Por Pablo Cabañas Díaz
En las calles de Guadalajara, México, en febrero de 1985, un agente de la DEA estadounidense, Enrique “Kiki” Camarena, desapareció en un torbellino de violencia que expondría las entrañas corruptas del poder. Camarena, un hombre dedicado a desmantelar los carteles de la droga, fue secuestrado, torturado y asesinado por orden de narcotraficantes como Rafael Caro Quintero y Ernesto Fonseca Carrillo. Pero detrás de esta atrocidad no solo estaban los capos del crimen organizado; dedos acusadores apuntaron hacia las altas esferas del gobierno mexicano, incluyendo a Manuel Ibarra Herrera, el exdirector de la Policía Judicial Federal (PJF).
Nacido en 1942, Ibarra Herrera ascendió rápidamente en las filas de la policía mexicana durante los turbulentos años 70 y 80. Con una estatura de 1.73 metros, cabello negro y ojos castaños, su apariencia común ocultaba una red de influencias que lo colocaban en el epicentro del combate contra el narcotráfico –o, según las acusaciones, en complicidad con él. Como jefe de la PJFM, equivalente mexicano al FBI, Ibarra Herrera dirigía operaciones contra los carteles, pero las investigaciones estadounidenses revelaron un lado oscuro: presuntos lazos con el Cártel de Guadalajara, que dominaba el tráfico de marihuana y cocaína hacia Estados Unidos.
El caso Camarena estalló como una bomba diplomática.
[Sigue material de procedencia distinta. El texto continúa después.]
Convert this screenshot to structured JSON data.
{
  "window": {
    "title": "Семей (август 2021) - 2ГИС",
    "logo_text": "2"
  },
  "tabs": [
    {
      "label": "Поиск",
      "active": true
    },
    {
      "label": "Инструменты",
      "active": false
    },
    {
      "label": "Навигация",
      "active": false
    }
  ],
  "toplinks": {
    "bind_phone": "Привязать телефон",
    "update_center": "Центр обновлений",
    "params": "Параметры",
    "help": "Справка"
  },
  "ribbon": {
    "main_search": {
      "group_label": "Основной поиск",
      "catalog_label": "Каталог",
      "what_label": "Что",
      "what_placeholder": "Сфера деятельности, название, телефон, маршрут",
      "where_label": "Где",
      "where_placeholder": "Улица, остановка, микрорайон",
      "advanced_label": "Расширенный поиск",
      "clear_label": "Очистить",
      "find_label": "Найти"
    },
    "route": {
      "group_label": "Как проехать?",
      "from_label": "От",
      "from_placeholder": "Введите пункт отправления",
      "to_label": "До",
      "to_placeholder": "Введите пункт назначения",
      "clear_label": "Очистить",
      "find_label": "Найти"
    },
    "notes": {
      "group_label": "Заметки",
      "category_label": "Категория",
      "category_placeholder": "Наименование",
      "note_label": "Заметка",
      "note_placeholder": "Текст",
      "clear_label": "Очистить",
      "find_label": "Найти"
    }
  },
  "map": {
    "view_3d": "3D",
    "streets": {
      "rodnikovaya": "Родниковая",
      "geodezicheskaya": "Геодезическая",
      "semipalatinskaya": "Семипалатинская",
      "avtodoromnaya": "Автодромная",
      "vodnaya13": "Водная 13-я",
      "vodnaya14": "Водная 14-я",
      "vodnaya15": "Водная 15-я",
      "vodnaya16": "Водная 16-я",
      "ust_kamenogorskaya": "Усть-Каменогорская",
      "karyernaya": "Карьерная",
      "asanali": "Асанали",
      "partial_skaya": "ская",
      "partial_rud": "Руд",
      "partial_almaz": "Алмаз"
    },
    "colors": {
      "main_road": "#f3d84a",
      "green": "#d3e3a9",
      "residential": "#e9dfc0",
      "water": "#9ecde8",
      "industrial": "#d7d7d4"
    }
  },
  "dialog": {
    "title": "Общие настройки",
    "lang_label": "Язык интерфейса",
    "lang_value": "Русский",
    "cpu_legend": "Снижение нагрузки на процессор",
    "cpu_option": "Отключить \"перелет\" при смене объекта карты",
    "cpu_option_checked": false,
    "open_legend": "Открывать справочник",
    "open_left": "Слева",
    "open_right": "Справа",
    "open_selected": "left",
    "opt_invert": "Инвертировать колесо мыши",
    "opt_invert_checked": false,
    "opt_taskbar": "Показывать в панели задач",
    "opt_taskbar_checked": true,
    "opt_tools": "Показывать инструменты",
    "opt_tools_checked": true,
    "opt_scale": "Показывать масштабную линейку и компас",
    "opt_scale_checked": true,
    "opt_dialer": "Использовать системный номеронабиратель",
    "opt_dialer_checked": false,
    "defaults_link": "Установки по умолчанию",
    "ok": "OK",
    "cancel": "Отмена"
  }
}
Tras el hallazgo del cuerpo mutilado del agente en marzo de 1985, la DEA y el Departamento de Justicia de EE.UU. lanzaron una cacería implacable. Testimonios de informantes y grabaciones secretas implicaron a Ibarra Herrera en la conspiración. Se alega que facilitó el secuestro al proporcionar protección policial a los narcotraficantes y que participó en encubrimientos posteriores. En 1990, un gran jurado federal en Los Ángeles lo acusó formalmente de secuestro y asesinato de un agente federal, crimen organizado, delitos violentos en apoyo al crimen organizado, conspiración para cometer crímenes violentos, conspiración para secuestrar a un agente federal, complicidad y accesorio después del hecho.
La indignación fue inmediata. México rechazó las acusaciones como injerencia extranjera, pero las tensiones bilaterales escalaron. Ibarra Herrera, apodado “Chato”, huyó y se convirtió en un fugitivo buscado por la DEA. Su último paradero conocido: Ciudad de México y Guadalajara. Armado y peligroso, según las alertas, evadió la justicia por décadas, simbolizando la impunidad en la guerra contra las drogas.
Hoy, en 2025, con 83 años, Ibarra Herrera permanece en la lista de los más buscados. Su historia es un recordatorio sombrío de cómo el poder puede corromperse, entrelazando ley y crimen en una danza mortal. Mientras México y EE.UU. continúan luchando contra los carteles modernos, el fantasma de Camarena y sus verdugos persiste, urgiendo una justicia que trascienda fronteras. ¿Será capturado algún día, o su legado se desvanecerá en las sombras del tiempo?